Facing this Maidan on the east (on the side of the Fort Area), splendid public buildings would be erected in succession in the Victorian Gothic style: from north to south, the High Court of Bombay; the Library, Rajabai Tower and Convocation Hall of Bombay University; and the old Secretariat (City Hall).

On the rear side of this magnificent landscape was the Esplanade Avenue, along which would be constructed Victorian Gothic buildings such as the Elphinstone College Building, taking the form of a 'Southern London'.

Map of the central part of Mumbai

On the south of the Oval Maidan was made the Cooperage Maidan, and on the north were the Cross Maidan and the Azad Maidan continuously, thus was formed a great green belt two kilometers long, corresponding to Central Park in New York. This green belt divided the city of Bombay into two contrastive parts, east and west: the eastern Fort area is an old city with 19th century Victorian Gothic edifices, and the western half facing Marine Drive is a new city with 20th century modern buildings.
The city's inscription on the UNESCO World Heritage List is for the purpose of appreciating and preserving both areas as the early modern and modern urban heritage of Mumbai together.

The leading architect of Victorian Gothic in India was George Gilbert Scott (1811-78), one of the best British representative architects of the Gothic Revival Movement. Although he did not come to India, he designed perfect Gothic buildings in Bombay: the University Convocation Hall, University Library and Rajabai Clock tower on the face of the Oval Maidan. These works influenced following architects in Bombay as the best examples of Victorian Gothic.

Bombay
Rajabai Tower, 1869-78

Mumbai
Bombay University Library

Bombay University (now Mumbai University) was established in 1857, and the construction of its Convocation Hall and Library started a decade later. The former, in the style of 13th century French Gothic, was completed in 1874 and the latter, of the Venetian Gothic, in 1878; this ensemble is counted among his masterpieces.
The Library is accompanied by an 85-meter high clock tower called the Rajabai Tower, which became the symbol of the 19th century town of Bombay. Its ground floor functions as the entrance to the Library, and it is ornamented with Gothic tracery and small turrets, also being the dignified landmark of the university. The design of its second-floor interior as a large reading room, with a high ceiling and stained-glass lancet windows, is supremely excellent.

FORT AREA of VICTORIAN GOTHIC

Among the public buildings facing the Oval Maidan, the earliest building was the large-scale Secretariat Building (old Town Hall). It was planned by H. B. Frere and designed by Henry St Clair Wilkins (1828-96). Responding to the demand for it to be a monument of Bombay, Wilkins made a magnificent, 143-meters-long Venetian Gothic building with a 50-meter-high central tower. Its construction started in 1867 and was completed in 1878.

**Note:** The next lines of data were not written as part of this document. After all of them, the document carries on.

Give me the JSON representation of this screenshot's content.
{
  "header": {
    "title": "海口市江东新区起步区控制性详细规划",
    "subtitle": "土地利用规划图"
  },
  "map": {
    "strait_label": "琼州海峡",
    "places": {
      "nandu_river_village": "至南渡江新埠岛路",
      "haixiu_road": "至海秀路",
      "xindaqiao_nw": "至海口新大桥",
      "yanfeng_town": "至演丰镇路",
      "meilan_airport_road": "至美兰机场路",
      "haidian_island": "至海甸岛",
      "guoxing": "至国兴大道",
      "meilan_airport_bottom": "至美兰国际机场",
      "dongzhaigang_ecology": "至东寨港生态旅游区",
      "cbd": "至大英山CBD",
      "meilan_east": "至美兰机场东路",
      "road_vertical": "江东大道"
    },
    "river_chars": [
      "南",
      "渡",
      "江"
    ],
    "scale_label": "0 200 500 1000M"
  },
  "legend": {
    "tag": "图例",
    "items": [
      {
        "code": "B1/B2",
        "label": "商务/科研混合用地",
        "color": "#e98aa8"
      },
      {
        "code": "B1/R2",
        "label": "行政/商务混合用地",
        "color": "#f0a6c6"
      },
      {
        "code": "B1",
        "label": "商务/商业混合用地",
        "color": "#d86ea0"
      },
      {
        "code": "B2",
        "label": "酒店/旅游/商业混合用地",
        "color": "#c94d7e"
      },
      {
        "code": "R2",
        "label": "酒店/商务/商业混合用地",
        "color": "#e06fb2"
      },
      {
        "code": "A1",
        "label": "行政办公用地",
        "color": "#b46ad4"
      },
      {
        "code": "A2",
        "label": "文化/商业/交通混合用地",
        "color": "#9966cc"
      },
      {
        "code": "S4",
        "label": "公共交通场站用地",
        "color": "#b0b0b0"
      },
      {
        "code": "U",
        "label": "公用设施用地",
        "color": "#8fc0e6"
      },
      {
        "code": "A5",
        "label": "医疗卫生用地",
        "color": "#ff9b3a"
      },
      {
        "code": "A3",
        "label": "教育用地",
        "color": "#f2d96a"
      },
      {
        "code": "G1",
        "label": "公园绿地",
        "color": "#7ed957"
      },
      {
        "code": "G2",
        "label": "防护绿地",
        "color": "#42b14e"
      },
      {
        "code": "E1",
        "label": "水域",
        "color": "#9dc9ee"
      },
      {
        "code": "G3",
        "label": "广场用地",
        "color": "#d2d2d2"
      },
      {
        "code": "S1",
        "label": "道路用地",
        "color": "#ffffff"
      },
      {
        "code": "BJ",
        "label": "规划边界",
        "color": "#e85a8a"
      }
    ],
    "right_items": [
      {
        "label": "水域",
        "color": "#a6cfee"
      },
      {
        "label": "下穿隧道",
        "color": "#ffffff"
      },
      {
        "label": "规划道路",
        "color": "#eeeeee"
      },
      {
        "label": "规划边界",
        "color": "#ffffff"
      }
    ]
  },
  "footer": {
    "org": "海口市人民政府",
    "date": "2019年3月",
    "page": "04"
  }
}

Old Secretariat, 1867-74 & Bombay High Court, 1871-78

The High Court of Bombay is also a Victorian Gothic building facing the Oval Maidan, designed by the aforementioned architect, John Augustus Fuller (1845-1920), who supervised the Afgan Memorial Church. Fuller came to India at age 20 and after independence he not only designed his own buildings but also supervised many edifices such as the University Library.
The Bombay High Court was his work at the age of 50, which is still larger than the Secretariat, with a length of 170 meters. Compared with the works of Scot or Stevens, his works have an archaic and grave impression, reflecting his state of being a colonel?

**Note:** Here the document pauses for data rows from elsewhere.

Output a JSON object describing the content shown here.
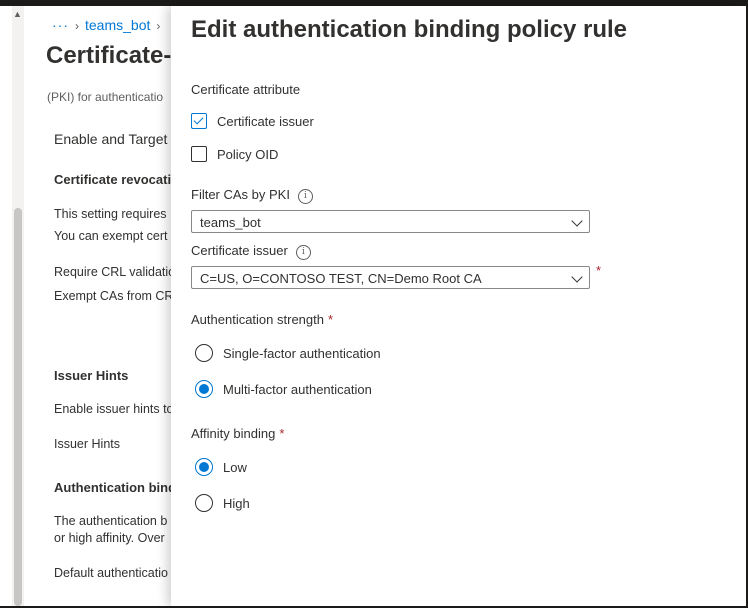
{
  "breadcrumb": {
    "ellipsis": "···",
    "item": "teams_bot"
  },
  "background": {
    "title": "Certificate-",
    "description_cut": "(PKI) for authenticatio",
    "enable_target": "Enable and Target",
    "crl_heading": "Certificate revocatio",
    "setting_requires": "This setting requires",
    "exempt_cert": "You can exempt cert",
    "require_crl": "Require CRL validatio",
    "exempt_cas": "Exempt CAs from CR",
    "issuer_hints_heading": "Issuer Hints",
    "enable_issuer_hints": "Enable issuer hints to",
    "issuer_hints": "Issuer Hints",
    "auth_binding_heading": "Authentication bind",
    "auth_binding_desc1": "The authentication b",
    "auth_binding_desc2": "or high affinity. Over",
    "default_auth": "Default authenticatio"
  },
  "panel": {
    "title": "Edit authentication binding policy rule",
    "cert_attribute_label": "Certificate attribute",
    "checkboxes": [
      {
        "label": "Certificate issuer",
        "checked": true
      },
      {
        "label": "Policy OID",
        "checked": false
      }
    ],
    "filter_label": "Filter CAs by PKI",
    "filter_value": "teams_bot",
    "issuer_label": "Certificate issuer",
    "issuer_value": "C=US, O=CONTOSO TEST, CN=Demo Root CA",
    "required_mark": "*",
    "auth_strength_label": "Authentication strength",
    "auth_strength_options": [
      {
        "label": "Single-factor authentication",
        "selected": false
      },
      {
        "label": "Multi-factor authentication",
        "selected": true
      }
    ],
    "affinity_label": "Affinity binding",
    "affinity_options": [
      {
        "label": "Low",
        "selected": true
      },
      {
        "label": "High",
        "selected": false
      }
    ],
    "info_glyph": "i"
  }
}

Elphinstone College Building,1890 (left)

In the Fort Area of Mumbai remains many a Victorian Gothic building, letting the area look like a southern London, or rather 19th century southern London with even double-decker buses running on the streets. One of the reasons for so many survivals is India's long continued economic stagnation after its independence, while in rapidly developed Japan, 19th-century western style classical buildings have been mostly demolished and rebuilt in the modernist style.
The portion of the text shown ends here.